Oga et al. observed no persistent or recurrent infection after surgery in patients with spinal TB treated with posterior spinal instrumentation.[[17]] The adherence property of Mycobacterium tuberculosis to stainless steel was evaluated experimentally. Few mycobacteria adhere to the stainless steel, whereas Staphylococcus heavily colonizes on stainless steel. Pyogenic organisms form a thick biofilm, whereas mycobacteria show a scanty biofilm. Hence, the use of implant in the presence of TB infection is theoretically safe. Potential advantages of spinal instrumentation include correction of deformity, wider resection of unhealthy bone without fear of instability and addressing the problem of instability when present, increased rate of fusion, especially multilevel spinal fusion, and early mobilization.
Here, we compared two methods of fixation. The use of pedicle screws is the most popular spinal instrumentation method today.[[18]],[[19]] The advantage of pedicle screws is its capability to hold all the three columns of the spine, whereas Hartshill loop rectangle and sublaminar wire fixation wire gets a purchase over the posterior column structures alone. However, when combined with meticulous neural decompression and skillful preparation of osteogenic bed with autologous strut grafting and additional onlay grafting, it gives overall adequate stabilization of the column with results comparable with those of pedicle screws, as shown in this study. Our study showed that both the fixation methods had comparable clinical as well as radiological outcomes. The Hartshill loop rectangle and sublaminar wire fixation was much more cost-effective.

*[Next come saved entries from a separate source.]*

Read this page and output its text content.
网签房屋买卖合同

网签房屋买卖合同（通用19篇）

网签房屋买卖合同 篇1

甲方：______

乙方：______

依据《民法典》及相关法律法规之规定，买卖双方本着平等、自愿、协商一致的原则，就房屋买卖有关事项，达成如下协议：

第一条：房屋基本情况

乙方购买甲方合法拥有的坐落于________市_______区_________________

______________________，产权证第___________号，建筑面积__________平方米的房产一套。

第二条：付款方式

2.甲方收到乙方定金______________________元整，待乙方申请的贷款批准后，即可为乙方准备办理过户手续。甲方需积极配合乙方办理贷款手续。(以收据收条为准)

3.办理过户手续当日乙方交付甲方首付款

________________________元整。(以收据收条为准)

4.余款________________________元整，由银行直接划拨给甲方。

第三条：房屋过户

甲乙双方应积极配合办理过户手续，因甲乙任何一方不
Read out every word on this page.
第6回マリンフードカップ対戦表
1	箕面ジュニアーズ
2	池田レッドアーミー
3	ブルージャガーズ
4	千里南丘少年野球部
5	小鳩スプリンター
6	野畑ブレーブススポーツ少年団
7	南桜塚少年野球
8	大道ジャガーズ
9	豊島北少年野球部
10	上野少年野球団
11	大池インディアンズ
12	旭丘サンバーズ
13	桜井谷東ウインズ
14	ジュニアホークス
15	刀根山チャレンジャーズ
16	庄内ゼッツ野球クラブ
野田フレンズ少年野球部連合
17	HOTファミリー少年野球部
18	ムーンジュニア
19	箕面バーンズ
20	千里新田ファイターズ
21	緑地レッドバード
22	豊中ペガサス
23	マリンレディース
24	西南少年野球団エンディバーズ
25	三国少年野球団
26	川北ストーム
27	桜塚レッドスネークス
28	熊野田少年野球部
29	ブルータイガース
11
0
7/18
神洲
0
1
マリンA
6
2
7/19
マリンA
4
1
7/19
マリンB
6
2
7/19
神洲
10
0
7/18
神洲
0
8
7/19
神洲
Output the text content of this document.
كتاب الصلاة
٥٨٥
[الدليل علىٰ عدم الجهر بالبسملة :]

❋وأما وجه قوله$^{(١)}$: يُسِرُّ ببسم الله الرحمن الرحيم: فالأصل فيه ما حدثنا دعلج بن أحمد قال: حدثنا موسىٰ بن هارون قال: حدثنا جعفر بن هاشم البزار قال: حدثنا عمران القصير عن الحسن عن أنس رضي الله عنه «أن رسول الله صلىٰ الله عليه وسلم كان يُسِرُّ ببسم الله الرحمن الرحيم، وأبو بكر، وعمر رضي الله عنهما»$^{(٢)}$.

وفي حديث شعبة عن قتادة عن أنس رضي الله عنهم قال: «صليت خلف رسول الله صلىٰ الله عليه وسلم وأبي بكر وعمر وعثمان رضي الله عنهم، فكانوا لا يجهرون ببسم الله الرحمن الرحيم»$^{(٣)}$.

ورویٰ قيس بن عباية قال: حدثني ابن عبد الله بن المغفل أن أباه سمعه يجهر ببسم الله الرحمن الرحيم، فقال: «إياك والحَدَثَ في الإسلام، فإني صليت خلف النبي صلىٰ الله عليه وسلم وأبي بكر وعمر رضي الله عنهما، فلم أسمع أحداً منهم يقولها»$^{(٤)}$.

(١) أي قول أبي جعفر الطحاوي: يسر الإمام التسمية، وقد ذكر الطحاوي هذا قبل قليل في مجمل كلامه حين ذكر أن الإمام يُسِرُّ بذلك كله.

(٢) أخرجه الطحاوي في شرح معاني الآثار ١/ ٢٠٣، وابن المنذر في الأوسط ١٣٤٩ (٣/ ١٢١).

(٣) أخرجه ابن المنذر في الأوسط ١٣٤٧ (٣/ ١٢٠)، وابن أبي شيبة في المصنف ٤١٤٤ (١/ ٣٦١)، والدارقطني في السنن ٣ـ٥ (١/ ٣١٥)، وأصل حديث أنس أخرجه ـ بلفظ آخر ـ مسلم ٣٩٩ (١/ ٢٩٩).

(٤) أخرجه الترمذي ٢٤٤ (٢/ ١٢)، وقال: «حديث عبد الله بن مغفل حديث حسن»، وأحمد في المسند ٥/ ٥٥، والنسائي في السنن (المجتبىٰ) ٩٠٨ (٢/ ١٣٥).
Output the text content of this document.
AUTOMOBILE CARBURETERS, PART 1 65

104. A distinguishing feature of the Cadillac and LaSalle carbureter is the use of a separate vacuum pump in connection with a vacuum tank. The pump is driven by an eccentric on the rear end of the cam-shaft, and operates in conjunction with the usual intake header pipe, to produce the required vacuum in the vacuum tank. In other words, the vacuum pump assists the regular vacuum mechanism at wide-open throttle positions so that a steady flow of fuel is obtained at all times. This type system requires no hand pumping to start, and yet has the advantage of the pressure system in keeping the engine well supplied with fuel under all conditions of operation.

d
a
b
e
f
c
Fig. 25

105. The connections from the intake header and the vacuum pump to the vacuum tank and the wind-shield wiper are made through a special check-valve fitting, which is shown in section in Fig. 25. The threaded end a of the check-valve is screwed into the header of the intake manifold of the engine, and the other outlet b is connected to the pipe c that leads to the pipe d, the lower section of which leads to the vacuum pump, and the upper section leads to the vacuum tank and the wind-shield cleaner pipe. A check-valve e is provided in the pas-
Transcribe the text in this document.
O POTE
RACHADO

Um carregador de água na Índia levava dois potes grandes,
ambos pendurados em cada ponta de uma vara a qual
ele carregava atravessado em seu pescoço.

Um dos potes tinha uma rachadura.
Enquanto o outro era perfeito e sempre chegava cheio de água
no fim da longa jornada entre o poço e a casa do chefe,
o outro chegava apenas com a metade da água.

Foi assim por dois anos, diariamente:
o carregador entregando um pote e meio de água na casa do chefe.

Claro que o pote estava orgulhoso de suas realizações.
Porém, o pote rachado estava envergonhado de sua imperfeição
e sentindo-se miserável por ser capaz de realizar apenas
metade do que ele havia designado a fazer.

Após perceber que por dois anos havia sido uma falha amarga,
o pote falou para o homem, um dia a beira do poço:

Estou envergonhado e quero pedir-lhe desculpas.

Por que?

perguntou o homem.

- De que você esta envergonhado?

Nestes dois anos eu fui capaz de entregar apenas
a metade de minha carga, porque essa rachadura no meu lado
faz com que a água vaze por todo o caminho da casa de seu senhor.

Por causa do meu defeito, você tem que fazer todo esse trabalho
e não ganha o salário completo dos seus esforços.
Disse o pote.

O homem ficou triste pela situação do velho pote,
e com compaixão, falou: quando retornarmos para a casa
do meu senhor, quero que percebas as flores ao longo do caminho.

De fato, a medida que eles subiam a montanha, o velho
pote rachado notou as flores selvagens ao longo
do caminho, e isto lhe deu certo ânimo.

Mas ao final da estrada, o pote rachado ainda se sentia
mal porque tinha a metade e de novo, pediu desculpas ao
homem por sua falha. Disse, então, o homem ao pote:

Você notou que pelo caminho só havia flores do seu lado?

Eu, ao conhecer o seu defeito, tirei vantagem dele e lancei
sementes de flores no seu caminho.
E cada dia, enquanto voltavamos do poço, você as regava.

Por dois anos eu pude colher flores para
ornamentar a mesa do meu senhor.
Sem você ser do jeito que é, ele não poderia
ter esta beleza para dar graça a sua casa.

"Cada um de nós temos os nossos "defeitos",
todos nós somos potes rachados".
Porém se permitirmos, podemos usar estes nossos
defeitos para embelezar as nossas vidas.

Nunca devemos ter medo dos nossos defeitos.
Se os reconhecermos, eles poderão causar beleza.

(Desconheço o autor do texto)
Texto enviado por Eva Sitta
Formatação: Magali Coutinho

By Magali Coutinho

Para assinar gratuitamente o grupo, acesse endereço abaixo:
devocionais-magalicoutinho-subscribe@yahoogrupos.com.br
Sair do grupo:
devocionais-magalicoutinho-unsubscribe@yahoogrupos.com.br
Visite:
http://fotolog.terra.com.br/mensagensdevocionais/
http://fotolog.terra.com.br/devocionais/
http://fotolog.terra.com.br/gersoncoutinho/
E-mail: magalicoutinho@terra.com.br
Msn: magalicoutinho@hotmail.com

This study has limitations of its retrospective nature and experience at a single center. A prospective multicentric study with a larger sample size will further validate our findings.
Conclusion
Hartshill loop rectangle and sublaminar wire fixation gets purchase over the posterior column structures alone when compared to pedicle screws which have a 3-column hold. However, when combined with meticulous neural decompression and skillful preparation of osteogenic bed with autologous strut grafting and additional onlay grafting, it gives overall adequate stabilization of the column with functional outcome comparable to pedicular screw and rod fixation with additional benefit of cost-effectiveness. Although Hartshill loop rectangle and sublaminar wire fixation is less commonly used now, it has a special place in the management of TB, especially in a resource-poor setting like some countries of Asia. Hartshill loop rectangle and sublaminar wire has a special place as it gives comparable results in terms of radiological and neurological outcome at a lesser cost. Furthermore, knowledge of this technique enables us to do hybrid fixation as a salvage procedure.